"edit: fixed bee movie". One does not simply...
@Cool4Cool I'm not sure on specifics yet but rather than allowing the rom to be destroyed after reading, have a way of cycling through the data and outputting the requested sections. But don't quote me on that.
@mad-cow a hard drive using this technology?
@mark2222 since i dont know what to say, as Kevino36 and Cool4Cool mentioned, the filt stacks only allow 1499 particles, while a photon stack allows up to the max particles (235,008)(minus the few thousand particles a computer might have). . .(not to pressure you but) Ivel might have somehing about a cylindrical harddrive.

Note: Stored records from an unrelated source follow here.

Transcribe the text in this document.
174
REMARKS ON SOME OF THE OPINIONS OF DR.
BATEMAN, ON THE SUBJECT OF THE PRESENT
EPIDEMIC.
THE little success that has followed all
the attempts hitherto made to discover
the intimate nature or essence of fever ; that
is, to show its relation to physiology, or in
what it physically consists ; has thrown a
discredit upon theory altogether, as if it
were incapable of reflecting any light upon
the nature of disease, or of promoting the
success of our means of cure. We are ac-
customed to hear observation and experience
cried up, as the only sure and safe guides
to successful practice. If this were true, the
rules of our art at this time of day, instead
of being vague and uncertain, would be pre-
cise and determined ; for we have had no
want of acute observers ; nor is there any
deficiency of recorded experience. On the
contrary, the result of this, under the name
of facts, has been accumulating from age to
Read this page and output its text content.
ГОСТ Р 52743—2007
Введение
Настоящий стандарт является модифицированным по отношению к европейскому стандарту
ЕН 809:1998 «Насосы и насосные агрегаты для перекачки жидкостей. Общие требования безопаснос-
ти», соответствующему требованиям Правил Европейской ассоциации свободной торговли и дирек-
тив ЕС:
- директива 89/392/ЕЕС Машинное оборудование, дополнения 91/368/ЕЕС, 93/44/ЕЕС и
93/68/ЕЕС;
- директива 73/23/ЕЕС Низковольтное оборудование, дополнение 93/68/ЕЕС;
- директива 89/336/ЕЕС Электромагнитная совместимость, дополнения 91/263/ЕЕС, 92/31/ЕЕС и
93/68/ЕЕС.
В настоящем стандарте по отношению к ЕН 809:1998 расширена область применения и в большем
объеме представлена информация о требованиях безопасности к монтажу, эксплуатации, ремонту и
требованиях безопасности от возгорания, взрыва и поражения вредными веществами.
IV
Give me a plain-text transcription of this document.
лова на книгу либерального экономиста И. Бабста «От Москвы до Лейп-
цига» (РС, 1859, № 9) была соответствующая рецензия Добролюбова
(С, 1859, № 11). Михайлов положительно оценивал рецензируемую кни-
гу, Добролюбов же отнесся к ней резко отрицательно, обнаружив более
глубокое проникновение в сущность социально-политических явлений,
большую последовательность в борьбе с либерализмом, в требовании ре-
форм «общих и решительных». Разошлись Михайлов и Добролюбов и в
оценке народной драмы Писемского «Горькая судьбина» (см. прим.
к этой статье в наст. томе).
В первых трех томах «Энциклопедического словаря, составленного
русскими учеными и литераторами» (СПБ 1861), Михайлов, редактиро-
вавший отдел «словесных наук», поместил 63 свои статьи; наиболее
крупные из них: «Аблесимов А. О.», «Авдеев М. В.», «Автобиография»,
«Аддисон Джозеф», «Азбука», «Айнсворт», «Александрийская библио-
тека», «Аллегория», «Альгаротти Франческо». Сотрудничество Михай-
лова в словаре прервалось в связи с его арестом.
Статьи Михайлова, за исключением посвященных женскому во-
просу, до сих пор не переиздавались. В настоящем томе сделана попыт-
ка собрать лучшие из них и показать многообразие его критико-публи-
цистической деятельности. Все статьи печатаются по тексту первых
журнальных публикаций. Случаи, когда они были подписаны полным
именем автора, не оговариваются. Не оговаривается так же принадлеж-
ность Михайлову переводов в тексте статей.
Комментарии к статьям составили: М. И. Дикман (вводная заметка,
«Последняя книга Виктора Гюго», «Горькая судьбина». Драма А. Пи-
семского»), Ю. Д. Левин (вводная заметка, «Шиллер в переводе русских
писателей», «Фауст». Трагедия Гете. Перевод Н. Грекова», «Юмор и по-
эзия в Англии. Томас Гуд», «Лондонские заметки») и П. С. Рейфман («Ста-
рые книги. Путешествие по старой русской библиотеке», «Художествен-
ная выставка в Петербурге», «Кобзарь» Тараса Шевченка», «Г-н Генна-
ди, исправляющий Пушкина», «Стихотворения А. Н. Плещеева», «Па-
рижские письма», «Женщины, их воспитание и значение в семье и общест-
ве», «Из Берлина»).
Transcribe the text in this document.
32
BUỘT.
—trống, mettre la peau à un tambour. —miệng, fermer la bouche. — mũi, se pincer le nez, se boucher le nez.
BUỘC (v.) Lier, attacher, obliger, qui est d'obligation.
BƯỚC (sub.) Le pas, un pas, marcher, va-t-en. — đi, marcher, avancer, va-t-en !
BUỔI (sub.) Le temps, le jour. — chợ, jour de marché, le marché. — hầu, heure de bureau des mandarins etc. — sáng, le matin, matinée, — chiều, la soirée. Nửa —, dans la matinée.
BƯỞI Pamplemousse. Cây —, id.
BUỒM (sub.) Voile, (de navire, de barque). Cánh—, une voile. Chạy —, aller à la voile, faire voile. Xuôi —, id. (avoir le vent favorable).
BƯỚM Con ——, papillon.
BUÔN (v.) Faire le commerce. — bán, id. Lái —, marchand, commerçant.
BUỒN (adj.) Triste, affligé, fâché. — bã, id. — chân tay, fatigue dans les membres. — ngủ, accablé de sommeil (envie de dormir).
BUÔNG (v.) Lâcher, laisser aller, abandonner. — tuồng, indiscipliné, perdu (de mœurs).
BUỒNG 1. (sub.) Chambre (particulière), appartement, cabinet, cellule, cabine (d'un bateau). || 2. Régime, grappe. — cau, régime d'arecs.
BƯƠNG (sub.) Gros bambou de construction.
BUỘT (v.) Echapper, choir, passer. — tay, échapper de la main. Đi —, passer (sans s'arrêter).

i upvoted just because of the moving word thingy +5
@mark2222, this is more than just an incremental improvement. It is a refinement of an older concept rather than a new concept, but this IS the hard drive technology of TPT! It could be used along with RAM caching, like you said, to store huge programs and lots of data, making computing in TPT more powerful and complex. Where filt can store only up to a few kilobytes, this knocks up the storage capacity of computers to hundreds. Somebody needs to compact this tech and make the cyclic hard drive.
EHOL stacks are limited to a few thousand particles, you know.
Interesting discovery and solid implementation, but I wouldn't ascribe as much importance to it as others here seem to. The technology to do this already exists in the form of EHOL stacks; this is just an incremental improvement. Even then, the uses for this line of technology are rather limited. Beyond animation, I can see the concept being extended to a cyclic hard drive, but even then, just as for real-life hard drives, it would require RAM caching to be useful.